There’s singing too, which – Perry admits – is not his strong suit. One number bemoans life “dressed in dull monochrome in a mundane part of town”, from which – not uniquely tonight – a whiff of condescension arises. Having deplored cliche earlier in the show, another song mocks the “metropolitan liberal elite” with references to Agas, Converse trainers and campervans.

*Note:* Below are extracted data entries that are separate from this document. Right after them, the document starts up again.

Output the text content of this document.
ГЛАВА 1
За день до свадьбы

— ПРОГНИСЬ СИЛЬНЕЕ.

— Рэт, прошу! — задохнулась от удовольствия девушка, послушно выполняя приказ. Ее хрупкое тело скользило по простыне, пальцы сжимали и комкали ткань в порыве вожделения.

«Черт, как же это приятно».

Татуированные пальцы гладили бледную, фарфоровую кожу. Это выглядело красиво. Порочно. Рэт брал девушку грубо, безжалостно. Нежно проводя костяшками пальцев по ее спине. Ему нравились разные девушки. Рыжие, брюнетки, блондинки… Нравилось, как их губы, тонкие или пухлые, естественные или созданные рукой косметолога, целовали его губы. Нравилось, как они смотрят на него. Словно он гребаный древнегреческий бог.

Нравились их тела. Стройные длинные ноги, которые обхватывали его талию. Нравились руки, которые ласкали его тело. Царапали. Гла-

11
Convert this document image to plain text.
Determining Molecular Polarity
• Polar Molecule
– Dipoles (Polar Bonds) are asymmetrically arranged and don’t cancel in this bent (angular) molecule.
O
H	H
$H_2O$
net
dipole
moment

By this stage, Perry’s aim is clear: to mock any sense we might have of our own originality, and invite us to reject anyone else’s standards of normalcy. Which he himself does in Act Two, a far-out sermon at the church of his iconic childhood teddy Alan Measles, whose biography is reimagined along Christ-like lines. “Impose thy will upon Earth’s mess,” sings our host, “Else your life is meaningless.” The blithe oddity of this finale can’t wholly redeem the preceding bagginess. But it sends you out into the night emboldened to embrace the idiosyncratic and keep dull monochrome at bay.